January 8, 2016


Fear and loathing in Saudi Arabia (Kenneth M. Pollack | January 8, 2016, Brookings)

At the broadest level, when the Saudis in Riyadh look at the Middle East around them, they see a region spiraling out of control. Since 2011, they have witnessed a massive increase in general instability across the region, with "the people" increasingly willing to protest or even overthrow their rulers. The complacency and popular "inertness" that categorized the Arab populations for decades is gone. That clearly worries the Sauds, the kingdom's ruling royal family, who have always preferred a docile populace.

Civil wars are raging in Syria, Iraq, Yemen, and Libya, spilling refugees, terrorists, armed militants, and powerful, radical ideas over onto their neighbors. Already, spillover from these civil wars has created nascent civil wars in Egypt and Turkey. It is eroding the stability of Lebanon, Jordan, Algeria, Tunisia, and even Kuwait. It has also created vast new opportunities for Iran to destabilize and rearrange the region to suit its own interests.

Indeed, both the civil wars and the spillover they generate have also produced a general mobilization of the Middle East's Shiites, instigated and led by Iran. And that includes the Shiites in the Saudi kingdom. Officials in private and press reports occasionally note that hundreds of Saudi security service personnel have been killed and wounded in operations in the Eastern Province, the home to the vast majority of the kingdom's Shiites. Americans tend not to pay attention to these operations because we see them as proof that the Saudis have things well in hand; but another way to look at it is that the Saudis are fighting pitched battles with someone in the cities of the Eastern Province. In other words, there seems to be a much higher degree of mobilization and violent confrontation among the Saudi Shiites than most realize.

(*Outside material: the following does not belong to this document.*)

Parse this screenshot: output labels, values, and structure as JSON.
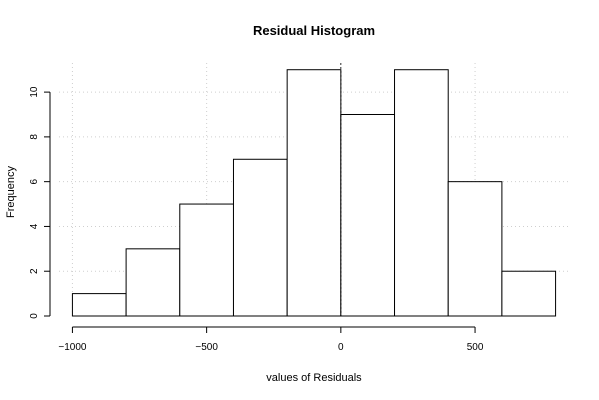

Then there are Saudi fears about the oil market. Everyone seems to believe that the Saudis are purposely not cutting back production to kill off North American shale producers. But that is absolutely not what the Saudis are saying, either in private or public. Instead, they are saying that they can no longer control the oil market because there are too many other sources and all of the OPEC countries cheat like crazy whenever Riyadh tries to orchestrate a production cut. This has happened to them repeatedly over the past 20 to 30 years. They try to cut production to prevent oil prices from dropping, and the rest of OPEC takes advantage of it to pump as much as they can, contrary to what they promised and agreed to. The result is that there is no overall supply curtailment and the Saudis lose market share. This time around, they have stated that they cannot realistically control the OPEC oil supply, so they are not going to try to do so. Instead, they are going to fight for market share. But doing so means having to win a race to the bottom, with the result that their oil revenues are plummeting.

So that is another element of fear for them: They can no longer control the oil market the way they once did, and the low price of oil is obviously killing them. It has become so bad that they are now talking about real economic austerity, including repealing subsidies on gasoline and other fuel that average Saudis now see as part of their rights as citizens. Repealing subsidies and other austerity measures is always a very unpopular move and can easily cause widespread popular unrest -- one need only remember events in Greece last year. The fact that the Saudi government now feels forced to take this route speaks to how desperate its financial situation is--and, given how it conjures the threat of popular mobilization that makes it so uneasy, it can only make the Saudis that much more apprehensive.

Meanwhile, the region's civil wars have the Saudis so frightened that they have intervened in unprecedented ways. They have poured tens, if not hundreds, of billions of dollars into Syria and Yemen and to a lesser extent Iraq and Libya. They are pouring tens of billions more into Egypt, Jordan, Morocco, Algeria, and Bahrain to shore up their governments, prevent state collapse under the strain of the spillover from neighboring civil wars, and thus prevent more civil wars on their own borders. But these increased foreign-policy costs coupled with reduced oil revenues have forced the Saudis to draw from their sovereign wealth fund at a rate of $12 to 14 billion per month--a pace that will wipe out those reserves in less than three years, but is likely to cause severe domestic political problems (including dissension within the royal family) long before.

And there sits Iran, at the intersection of all of these problems, from the Saudi perspective. The Saudis think the Iranians are to blame for the civil wars in Syria, Yemen, and (to a lesser extent) Iraq by mobilizing Shiites to destabilize the kingdom and its Sunni Arab allies. (They also blame the United States for the Iraqi civil war, appropriately, I might add.)

Our credit is not parenthetical, and primary, rather than subsidiary to Iran's.